Germany's Alexander Zverev hits a return against Michael Mmoh of the US during their men's singles match on day four of the Australian Open tennis tournament in Melbourne

Alexander Zverev (pictured) was serving in the fourth set of his last 16 US Open victory over Italy's Jannik Sinner on the Arthur Ashe Stadium when the drama unfolded. Picture: Manan Vatsyayana/AFP

Published Sep 5, 2023


A fan was ejected from the US Open on Monday after Germany's Alexander Zverev protested about the words of a Nazi-era anthem being shouted from the stands.

Zverev was serving in the fourth set of his last 16 victory over Italy's Jannik Sinner on the Arthur Ashe Stadium when the drama unfolded.

The 12th-seeded Zverev approached chair umpire James Keothavong to complain about the alleged catcall.

"He just said the most famous Hitler phrase there is in this world," Zverev told the umpire. "This is unbelievable.”

Security step in

Keothavong consulted with security officials in an attempt to identify the culprit.

Eventually a man wearing a blue baseball cap was singled out and ordered to leave the arena.

Zverev later told reporters he had heard the fan singing the opening words of Germany's Nazi-era anthem -- "Deutschland Uber Alles”.

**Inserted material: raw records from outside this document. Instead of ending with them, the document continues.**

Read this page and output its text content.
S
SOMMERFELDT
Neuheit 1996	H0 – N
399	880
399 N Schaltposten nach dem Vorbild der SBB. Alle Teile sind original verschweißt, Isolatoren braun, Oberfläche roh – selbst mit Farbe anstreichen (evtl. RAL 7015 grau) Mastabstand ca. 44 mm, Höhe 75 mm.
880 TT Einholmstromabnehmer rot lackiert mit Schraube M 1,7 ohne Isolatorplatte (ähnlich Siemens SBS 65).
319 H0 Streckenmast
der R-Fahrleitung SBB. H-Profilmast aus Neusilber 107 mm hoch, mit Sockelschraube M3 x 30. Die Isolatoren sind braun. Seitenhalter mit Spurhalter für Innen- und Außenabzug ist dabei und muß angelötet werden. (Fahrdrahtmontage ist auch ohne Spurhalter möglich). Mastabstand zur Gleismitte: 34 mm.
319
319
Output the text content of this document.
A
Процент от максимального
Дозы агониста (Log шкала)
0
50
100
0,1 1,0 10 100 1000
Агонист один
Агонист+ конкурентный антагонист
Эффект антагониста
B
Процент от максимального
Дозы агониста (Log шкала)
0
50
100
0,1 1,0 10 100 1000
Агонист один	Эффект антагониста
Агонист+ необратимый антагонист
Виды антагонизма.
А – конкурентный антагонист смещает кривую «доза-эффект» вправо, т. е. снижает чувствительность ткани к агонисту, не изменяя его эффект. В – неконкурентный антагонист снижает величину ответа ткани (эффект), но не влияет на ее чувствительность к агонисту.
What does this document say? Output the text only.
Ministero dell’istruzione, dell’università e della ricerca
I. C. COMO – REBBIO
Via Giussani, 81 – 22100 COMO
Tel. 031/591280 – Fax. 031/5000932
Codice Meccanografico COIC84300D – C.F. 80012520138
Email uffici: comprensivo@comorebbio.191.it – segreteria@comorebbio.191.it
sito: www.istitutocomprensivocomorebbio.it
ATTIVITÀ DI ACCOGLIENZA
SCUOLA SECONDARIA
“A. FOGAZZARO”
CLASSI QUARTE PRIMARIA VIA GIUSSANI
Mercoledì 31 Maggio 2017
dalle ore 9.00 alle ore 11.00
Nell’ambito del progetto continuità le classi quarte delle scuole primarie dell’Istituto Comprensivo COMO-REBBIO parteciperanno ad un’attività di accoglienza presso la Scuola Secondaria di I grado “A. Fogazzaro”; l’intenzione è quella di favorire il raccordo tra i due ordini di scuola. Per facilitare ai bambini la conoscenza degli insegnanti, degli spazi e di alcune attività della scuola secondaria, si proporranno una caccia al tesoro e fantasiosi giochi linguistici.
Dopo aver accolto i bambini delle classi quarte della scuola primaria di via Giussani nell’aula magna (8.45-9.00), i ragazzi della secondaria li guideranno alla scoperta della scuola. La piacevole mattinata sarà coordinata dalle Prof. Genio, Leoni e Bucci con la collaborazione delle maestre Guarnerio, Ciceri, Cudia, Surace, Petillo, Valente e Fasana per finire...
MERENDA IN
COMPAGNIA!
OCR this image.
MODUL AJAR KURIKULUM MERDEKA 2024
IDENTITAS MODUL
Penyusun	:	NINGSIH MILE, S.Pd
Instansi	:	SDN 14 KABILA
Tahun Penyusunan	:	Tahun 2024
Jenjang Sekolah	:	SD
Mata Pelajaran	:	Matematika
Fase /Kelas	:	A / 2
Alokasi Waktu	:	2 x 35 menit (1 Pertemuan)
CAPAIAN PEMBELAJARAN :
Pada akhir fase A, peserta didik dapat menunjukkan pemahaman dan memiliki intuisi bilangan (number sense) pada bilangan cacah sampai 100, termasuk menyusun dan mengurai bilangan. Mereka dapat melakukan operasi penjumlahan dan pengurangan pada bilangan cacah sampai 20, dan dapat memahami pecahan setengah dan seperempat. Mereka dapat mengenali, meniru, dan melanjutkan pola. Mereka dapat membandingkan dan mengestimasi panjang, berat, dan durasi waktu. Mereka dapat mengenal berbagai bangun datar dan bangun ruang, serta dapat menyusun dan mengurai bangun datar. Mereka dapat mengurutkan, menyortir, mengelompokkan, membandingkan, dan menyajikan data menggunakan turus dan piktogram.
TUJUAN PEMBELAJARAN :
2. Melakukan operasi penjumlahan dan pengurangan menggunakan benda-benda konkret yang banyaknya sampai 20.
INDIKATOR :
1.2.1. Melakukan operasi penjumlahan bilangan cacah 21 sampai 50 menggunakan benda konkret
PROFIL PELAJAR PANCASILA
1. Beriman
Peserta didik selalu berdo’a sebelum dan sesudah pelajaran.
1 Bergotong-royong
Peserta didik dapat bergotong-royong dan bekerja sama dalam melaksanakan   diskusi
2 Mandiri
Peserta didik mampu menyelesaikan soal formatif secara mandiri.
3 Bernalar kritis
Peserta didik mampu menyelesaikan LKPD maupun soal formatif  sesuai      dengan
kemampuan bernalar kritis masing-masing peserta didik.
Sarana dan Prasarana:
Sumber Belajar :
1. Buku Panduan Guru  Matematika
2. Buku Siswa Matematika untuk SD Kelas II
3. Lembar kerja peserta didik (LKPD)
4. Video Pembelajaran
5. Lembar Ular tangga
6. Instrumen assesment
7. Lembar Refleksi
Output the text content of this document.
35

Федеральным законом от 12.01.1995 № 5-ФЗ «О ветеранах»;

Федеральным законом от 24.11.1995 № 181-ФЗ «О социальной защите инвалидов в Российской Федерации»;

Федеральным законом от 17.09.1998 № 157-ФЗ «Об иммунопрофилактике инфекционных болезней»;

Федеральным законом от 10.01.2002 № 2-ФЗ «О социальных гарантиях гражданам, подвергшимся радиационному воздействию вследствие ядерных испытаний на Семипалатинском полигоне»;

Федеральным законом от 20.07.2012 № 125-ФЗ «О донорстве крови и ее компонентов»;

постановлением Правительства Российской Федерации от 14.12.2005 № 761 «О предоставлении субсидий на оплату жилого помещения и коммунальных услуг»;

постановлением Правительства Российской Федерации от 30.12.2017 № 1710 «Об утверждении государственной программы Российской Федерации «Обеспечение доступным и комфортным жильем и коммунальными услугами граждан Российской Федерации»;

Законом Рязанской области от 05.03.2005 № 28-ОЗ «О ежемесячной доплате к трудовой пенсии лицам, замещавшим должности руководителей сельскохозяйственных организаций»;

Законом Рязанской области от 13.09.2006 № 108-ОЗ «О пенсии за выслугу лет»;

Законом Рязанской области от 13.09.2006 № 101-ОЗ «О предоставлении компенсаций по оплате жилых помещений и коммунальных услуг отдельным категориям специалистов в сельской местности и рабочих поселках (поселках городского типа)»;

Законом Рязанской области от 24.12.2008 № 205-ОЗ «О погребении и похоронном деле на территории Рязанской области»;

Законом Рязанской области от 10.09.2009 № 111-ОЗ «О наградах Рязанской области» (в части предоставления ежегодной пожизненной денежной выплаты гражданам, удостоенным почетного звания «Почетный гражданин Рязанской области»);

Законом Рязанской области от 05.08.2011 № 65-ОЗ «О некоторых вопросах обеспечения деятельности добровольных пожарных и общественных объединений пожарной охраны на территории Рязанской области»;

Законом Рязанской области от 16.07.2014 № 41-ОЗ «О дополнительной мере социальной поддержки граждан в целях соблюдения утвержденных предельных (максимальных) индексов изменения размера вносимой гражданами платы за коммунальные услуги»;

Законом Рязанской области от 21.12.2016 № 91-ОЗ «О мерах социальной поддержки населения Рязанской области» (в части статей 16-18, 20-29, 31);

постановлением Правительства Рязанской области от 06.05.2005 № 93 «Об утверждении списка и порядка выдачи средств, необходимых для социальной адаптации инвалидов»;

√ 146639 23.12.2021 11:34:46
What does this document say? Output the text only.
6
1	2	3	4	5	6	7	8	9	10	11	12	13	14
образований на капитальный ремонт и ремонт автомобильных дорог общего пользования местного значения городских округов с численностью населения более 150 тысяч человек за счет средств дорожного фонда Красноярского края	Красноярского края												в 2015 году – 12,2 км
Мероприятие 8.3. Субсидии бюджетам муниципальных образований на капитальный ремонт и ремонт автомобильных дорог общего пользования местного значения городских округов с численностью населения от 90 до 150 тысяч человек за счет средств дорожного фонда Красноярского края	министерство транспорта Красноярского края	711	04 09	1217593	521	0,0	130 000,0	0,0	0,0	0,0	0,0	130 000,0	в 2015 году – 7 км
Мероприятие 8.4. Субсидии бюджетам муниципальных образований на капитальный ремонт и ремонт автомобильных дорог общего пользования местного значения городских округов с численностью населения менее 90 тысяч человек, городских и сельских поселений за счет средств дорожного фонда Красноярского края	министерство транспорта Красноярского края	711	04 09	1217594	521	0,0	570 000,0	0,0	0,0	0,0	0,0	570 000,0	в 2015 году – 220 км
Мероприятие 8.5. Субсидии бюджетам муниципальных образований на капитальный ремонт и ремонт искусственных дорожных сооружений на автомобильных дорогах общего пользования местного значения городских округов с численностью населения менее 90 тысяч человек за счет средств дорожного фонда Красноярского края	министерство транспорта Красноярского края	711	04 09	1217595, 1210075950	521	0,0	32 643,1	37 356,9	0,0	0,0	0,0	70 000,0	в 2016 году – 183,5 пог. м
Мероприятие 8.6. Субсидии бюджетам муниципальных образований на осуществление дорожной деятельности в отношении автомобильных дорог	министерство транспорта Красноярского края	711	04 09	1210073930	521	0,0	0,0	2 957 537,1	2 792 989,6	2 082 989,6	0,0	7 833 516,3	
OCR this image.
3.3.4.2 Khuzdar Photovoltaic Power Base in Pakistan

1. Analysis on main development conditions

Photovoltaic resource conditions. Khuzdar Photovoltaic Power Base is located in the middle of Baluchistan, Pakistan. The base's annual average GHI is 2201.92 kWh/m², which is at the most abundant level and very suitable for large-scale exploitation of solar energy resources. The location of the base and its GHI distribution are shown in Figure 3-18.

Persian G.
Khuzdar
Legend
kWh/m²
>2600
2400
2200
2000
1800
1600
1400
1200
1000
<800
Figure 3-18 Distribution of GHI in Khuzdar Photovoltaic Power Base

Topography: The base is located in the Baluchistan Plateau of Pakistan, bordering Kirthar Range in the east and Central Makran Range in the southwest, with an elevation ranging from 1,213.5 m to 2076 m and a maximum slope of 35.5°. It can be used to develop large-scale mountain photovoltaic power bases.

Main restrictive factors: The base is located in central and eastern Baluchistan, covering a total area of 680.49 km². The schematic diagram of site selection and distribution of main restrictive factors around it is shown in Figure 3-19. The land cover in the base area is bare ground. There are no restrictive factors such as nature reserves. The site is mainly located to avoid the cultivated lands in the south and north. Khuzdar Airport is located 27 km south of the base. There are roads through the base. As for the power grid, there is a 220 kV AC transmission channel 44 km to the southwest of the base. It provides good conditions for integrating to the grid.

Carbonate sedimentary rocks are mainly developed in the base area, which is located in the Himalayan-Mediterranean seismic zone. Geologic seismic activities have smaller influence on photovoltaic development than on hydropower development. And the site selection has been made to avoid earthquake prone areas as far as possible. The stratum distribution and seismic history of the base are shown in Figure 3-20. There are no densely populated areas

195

"He started singing the anthem of Hitler that was back in the day – Deutschland Uber Alles – it was a bit too much," Zverev said.

"He was getting involved in the match for a long time and I don't mind it. I love when fans are loud, I love when fans are emotional but I think me being German, and not really proud of that history, it's not really a great thing to do.

"And him sitting in one of the front rows, a lot of people heard it. If I just don't react I think it's bad from my side.”

Zverev however said he did not let the incident rattle him, and he duly went on to complete a memorable victory.

"Look for me it's not a very smart guy, the guy who did it," Zverev said. "At the end of the day I said what I said, the umpire said 'Okay we're going to get him out' and that's what he did.

"It's his loss because he didn't get to watch the final two sets.”

Boisterous fans criticism

The late-night US Open crowds on the 23,000-capacity Arthur Ashe Stadium are famously boisterous but have been criticised during this year's tournament.

Former Australian professional Rennae Stubbs said shortly after the Zverev incident on Monday that there were fans at night sessions that were "not good.”

"I love the fans but at this point there are some bad characters," Stubbs wrote on X, the social media site formerly known as Twitter.

"I had a drink thrown on me last night by a drunk fan who was fighting with her boyfriend. Now we got someone yelling Hitler slurs! Wtf? Come on peeps.”

German player Laura Siegemund also vented at the Arthur Ashe crowd after her first round defeat to Coco Gauff last week.

"They had no respect for me, no respect for the way I played, no respect for the player that I am, they had no respect for good tennis," a tearful Siegemund said.